Here I quote Dainin Katagiri: "As long as you see things from a human perspective it is hard to realize what is going on. That is why you must see things from a universal perspective."

With regard to that idea, I would often think to myself. What is the greatest sight of depth one can achieve? I have realized many things, things I couldn't even begin to describe. It is great to have these deep conceptions, but it is often that others couldn't have such explained. I have recognized life in a very abstract perspective, in which I have lost concern for what I consider to be unimportant. It is like developing such a hunger that you can no longer eat just one sandwich, but two and so on.
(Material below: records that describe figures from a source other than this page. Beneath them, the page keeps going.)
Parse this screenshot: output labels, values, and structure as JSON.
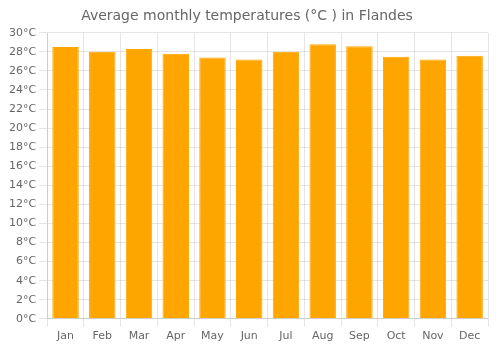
{
  "chart_data": {
    "type": "bar",
    "title": "Average monthly temperatures (°C ) in Flandes",
    "categories": [
      "Jan",
      "Feb",
      "Mar",
      "Apr",
      "May",
      "Jun",
      "Jul",
      "Aug",
      "Sep",
      "Oct",
      "Nov",
      "Dec"
    ],
    "values": [
      28.5,
      28.0,
      28.3,
      27.8,
      27.4,
      27.2,
      28.0,
      28.8,
      28.6,
      27.5,
      27.2,
      27.6
    ],
    "color": "#FFA500",
    "ylim": [
      0,
      30
    ],
    "yticks": [
      {
        "value": 0,
        "label": "0°C"
      },
      {
        "value": 2,
        "label": "2°C"
      },
      {
        "value": 4,
        "label": "4°C"
      },
      {
        "value": 6,
        "label": "6°C"
      },
      {
        "value": 8,
        "label": "8°C"
      },
      {
        "value": 10,
        "label": "10°C"
      },
      {
        "value": 12,
        "label": "12°C"
      },
      {
        "value": 14,
        "label": "14°C"
      },
      {
        "value": 16,
        "label": "16°C"
      },
      {
        "value": 18,
        "label": "18°C"
      },
      {
        "value": 20,
        "label": "20°C"
      },
      {
        "value": 22,
        "label": "22°C"
      },
      {
        "value": 24,
        "label": "24°C"
      },
      {
        "value": 26,
        "label": "26°C"
      },
      {
        "value": 28,
        "label": "28°C"
      },
      {
        "value": 30,
        "label": "30°C"
      }
    ],
    "grid": true
  }
}
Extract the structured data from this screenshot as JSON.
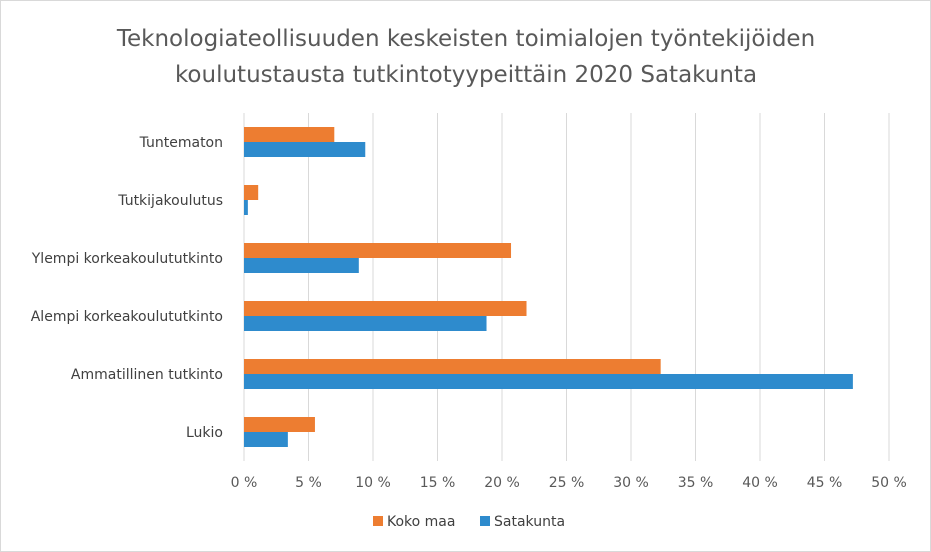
{
  "chart_data": {
    "type": "bar",
    "orientation": "horizontal",
    "title": [
      "Teknologiateollisuuden keskeisten toimialojen työntekijöiden",
      "koulutustausta tutkintotyypeittäin 2020 Satakunta"
    ],
    "categories": [
      "Tuntematon",
      "Tutkijakoulutus",
      "Ylempi korkeakoulututkinto",
      "Alempi korkeakoulututkinto",
      "Ammatillinen tutkinto",
      "Lukio"
    ],
    "series": [
      {
        "name": "Koko maa",
        "color": "#ed7d31",
        "values": [
          7.0,
          1.1,
          20.7,
          21.9,
          32.3,
          5.5
        ]
      },
      {
        "name": "Satakunta",
        "color": "#2e8bcd",
        "values": [
          9.4,
          0.3,
          8.9,
          18.8,
          47.2,
          3.4
        ]
      }
    ],
    "xlim": [
      0,
      50
    ],
    "xticks": [
      0,
      5,
      10,
      15,
      20,
      25,
      30,
      35,
      40,
      45,
      50
    ],
    "tick_labels": [
      "0 %",
      "5 %",
      "10 %",
      "15 %",
      "20 %",
      "25 %",
      "30 %",
      "35 %",
      "40 %",
      "45 %",
      "50 %"
    ],
    "grid": true,
    "legend_position": "bottom"
  }
}
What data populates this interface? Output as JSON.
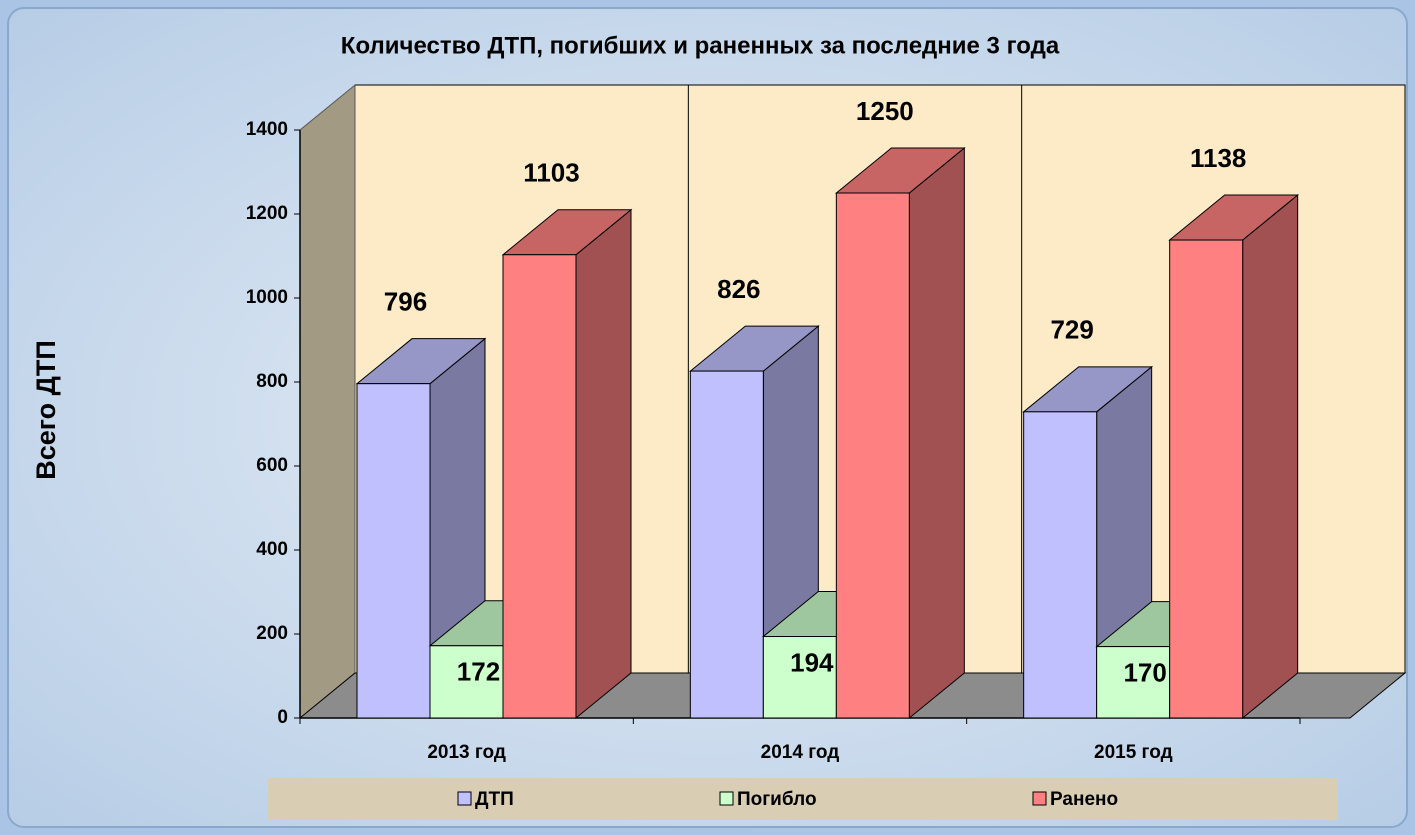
{
  "chart_data": {
    "type": "bar3d",
    "title": "Количество ДТП,  погибших и раненных за последние 3 года",
    "y_label": "Всего ДТП",
    "categories": [
      "2013 год",
      "2014 год",
      "2015 год"
    ],
    "series": [
      {
        "name": "ДТП",
        "color": "#c0c0ff",
        "values": [
          796,
          826,
          729
        ]
      },
      {
        "name": "Погибло",
        "color": "#ccffcc",
        "values": [
          172,
          194,
          170
        ]
      },
      {
        "name": "Ранено",
        "color": "#ff8080",
        "values": [
          1103,
          1250,
          1138
        ]
      }
    ],
    "ylim": [
      0,
      1400
    ],
    "yticks": [
      0,
      200,
      400,
      600,
      800,
      1000,
      1200,
      1400
    ],
    "legend": "bottom"
  }
}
Still in high school, my peers will bring up so many unnecessary, dry/vague, uninteresting conversations in which I just want to back-hand them across the face. Perhaps, it is to the point where my best friend can tell me he is going to be a father, and I would respond with a calm "Oh, that's great," (I don't really care so much). Well of course I would, just not so much. I usually only enjoy deep, philosophical conversations or sarcastic arguments. Life in America just seems so dull for me. I mean, people want to talk only about these, small-talk things. Ironically, I may seem like the most boring person you could meet, yet I may see life much more excitingly than you (you being a variable). I may murder someone on accident, sit in anxiety, and laugh about it if I want to. Maybe even go play video games if so. I consider my self very unbias. I don't get offended easily, and I would want nothing in honor to me for anything, be it my death or whatever.

So, all these being factors of my "universal" perspective, I see things much differently than the common foe. There is so much more I would like to describe, but that is all I can currently handle. Reality is what seems to confuse me, my understanding remaining within this crazy world of the inner mind. What aspects of life may you see? Or not.